Una seconda breve discussione riprendendo la strofa di Kid Yugi riguarda, invece, la difficoltà e la contraddittorietà che talvolta costituisce la comunicazione online. A differenza dei ghetti di cui abbiamo precedentemente parlato (in cui, addirittura, è impossibile “comunicare”), sul mondo social chiunque può esprimere la propria opinione, in tutte le forme e con estrema libertà. Molti esperti, tuttavia, sottolineano come negli ultimi decenni si sia alimentato il fenomeno dell’auto-comunicazione socializzata: teoria esposta per la prima volta dal sociologo e politico catalano Manuel Castells, essa afferma che non esiste alcuna fonte unica che, nel mondo di Internet, sceglie dall’alto i contenuti, ma è la Rete stessa che provvede a sciogliere i diversi nodi della comunicazione. Essa (questa comunicazione della Rete), in particolare, è “auto-diretta nell’emissione”, ovvero che non esiste un’unica stazione che emette ma in cui tutti possono emettere ciò che vogliono; e, infine, è “auto-selezionata nella ricezione”: i ricettori non sono unici, ma ognuno riceve solo ciò che vuole ricevere, una selezione in base alle proprie preferenze e un esclusione di ciò che, banalmente, non è di nostro gradimento.
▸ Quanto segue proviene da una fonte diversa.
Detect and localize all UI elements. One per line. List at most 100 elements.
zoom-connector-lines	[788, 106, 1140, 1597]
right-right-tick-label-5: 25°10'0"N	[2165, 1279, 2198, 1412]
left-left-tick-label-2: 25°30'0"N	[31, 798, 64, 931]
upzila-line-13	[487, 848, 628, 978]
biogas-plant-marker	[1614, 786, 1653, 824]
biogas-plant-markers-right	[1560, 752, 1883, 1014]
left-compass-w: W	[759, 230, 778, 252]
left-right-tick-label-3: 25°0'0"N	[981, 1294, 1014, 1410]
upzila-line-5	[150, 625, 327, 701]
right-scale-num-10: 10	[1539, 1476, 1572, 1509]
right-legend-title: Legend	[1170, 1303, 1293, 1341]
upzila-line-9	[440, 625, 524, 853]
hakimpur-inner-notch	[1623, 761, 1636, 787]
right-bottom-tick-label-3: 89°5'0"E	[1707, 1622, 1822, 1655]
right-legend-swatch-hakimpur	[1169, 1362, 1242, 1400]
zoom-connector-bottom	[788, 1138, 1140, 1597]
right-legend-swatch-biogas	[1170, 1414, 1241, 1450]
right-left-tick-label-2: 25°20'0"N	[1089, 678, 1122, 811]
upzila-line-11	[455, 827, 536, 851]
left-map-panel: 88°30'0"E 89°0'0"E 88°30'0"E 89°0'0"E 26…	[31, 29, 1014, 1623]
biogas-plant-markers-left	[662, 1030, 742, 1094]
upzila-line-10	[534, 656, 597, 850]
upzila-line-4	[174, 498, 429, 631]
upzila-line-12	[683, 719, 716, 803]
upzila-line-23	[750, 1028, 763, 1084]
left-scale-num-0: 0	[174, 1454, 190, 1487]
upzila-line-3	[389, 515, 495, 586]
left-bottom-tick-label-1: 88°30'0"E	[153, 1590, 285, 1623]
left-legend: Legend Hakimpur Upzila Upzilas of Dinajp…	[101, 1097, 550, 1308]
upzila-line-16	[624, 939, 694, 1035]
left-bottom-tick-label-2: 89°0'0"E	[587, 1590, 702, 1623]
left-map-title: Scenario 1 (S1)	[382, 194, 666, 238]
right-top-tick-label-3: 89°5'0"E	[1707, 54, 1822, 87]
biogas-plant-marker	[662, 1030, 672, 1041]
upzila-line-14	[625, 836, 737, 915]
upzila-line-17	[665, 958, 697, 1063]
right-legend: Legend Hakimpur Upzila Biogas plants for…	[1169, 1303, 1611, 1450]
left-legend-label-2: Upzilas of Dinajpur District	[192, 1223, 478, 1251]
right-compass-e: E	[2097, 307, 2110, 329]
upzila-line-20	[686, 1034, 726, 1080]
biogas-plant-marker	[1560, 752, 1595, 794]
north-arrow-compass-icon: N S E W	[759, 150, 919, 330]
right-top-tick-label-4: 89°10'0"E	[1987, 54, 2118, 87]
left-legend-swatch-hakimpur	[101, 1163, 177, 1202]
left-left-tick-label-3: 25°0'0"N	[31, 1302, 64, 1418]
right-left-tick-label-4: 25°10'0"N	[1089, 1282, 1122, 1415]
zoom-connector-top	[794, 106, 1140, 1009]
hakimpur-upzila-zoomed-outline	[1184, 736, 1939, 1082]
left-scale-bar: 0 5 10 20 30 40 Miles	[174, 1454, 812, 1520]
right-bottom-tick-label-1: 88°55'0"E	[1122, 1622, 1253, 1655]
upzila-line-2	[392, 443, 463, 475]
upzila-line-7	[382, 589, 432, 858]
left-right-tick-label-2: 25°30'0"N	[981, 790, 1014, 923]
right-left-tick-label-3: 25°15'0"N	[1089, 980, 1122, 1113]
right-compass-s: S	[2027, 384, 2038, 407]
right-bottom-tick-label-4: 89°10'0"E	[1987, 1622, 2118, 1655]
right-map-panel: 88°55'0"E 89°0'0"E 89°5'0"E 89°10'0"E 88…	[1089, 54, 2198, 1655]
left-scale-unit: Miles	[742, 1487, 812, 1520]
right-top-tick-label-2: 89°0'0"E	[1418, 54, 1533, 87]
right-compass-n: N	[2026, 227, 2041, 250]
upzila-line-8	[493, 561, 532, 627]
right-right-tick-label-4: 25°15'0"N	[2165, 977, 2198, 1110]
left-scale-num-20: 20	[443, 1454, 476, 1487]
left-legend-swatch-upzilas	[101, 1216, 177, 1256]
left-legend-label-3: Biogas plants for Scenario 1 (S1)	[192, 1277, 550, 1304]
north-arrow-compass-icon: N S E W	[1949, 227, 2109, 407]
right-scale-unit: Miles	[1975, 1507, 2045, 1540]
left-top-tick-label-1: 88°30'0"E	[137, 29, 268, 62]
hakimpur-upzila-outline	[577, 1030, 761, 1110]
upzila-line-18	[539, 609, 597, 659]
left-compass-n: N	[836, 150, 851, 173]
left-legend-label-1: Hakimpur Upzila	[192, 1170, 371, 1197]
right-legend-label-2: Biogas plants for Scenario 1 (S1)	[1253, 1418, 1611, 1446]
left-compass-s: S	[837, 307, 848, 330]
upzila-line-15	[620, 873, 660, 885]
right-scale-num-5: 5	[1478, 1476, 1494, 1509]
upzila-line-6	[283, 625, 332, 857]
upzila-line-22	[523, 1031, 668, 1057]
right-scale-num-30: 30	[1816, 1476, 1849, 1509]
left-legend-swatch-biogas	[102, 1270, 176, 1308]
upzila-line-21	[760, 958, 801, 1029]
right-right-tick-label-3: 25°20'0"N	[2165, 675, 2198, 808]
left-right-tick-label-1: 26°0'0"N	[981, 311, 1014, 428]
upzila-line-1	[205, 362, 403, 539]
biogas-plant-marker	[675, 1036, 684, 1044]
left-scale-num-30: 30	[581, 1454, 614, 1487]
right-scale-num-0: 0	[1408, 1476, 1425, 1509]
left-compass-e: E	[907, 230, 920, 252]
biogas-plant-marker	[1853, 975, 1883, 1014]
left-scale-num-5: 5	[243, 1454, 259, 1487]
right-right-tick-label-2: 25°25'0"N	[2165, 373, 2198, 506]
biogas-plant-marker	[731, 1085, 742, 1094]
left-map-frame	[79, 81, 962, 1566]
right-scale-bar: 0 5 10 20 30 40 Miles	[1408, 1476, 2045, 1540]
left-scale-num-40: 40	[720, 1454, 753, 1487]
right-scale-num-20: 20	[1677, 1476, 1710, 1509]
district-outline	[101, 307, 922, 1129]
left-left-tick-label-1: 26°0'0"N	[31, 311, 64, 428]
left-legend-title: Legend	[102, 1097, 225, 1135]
Questa limitazione delle notizie è ciò che possiamo chiamare cyber-balcanizzazione: chi appartiene ad una specifica comunità virtuale non avrà mai la possibilità di cambiare idea su una certa posizione; non perché è “duro di comprendonio”, ma perché non vedrà mai l’altra posizione. Viene meno il confronto, lo scambio: una comunità specifica sarà “colpita” solamente dalle notizie che si avvicinano al loro pensiero. È quella che il professore Damiano Palano chiama “Bubble Democracy”, teoria secondo cui – a causa degli effetti di filtraggio dell’algoritmo – chi appartiene ad una certa comunità o linea di pensiero avrà una possibilità maggiore (se non certa) di ricevere informazioni esclusivamente conformi ai loro attuali interessi, privi di ogni punto di osservazione differente. Ed è così che, quindi, certe comunità non sapranno mai di alcune realtà, magari di situazioni disperate proprio nella loro città, a qualche chilometro dalla propria abitazione, come per esempio la vita e lo sconforto descritti da Kid Yugi.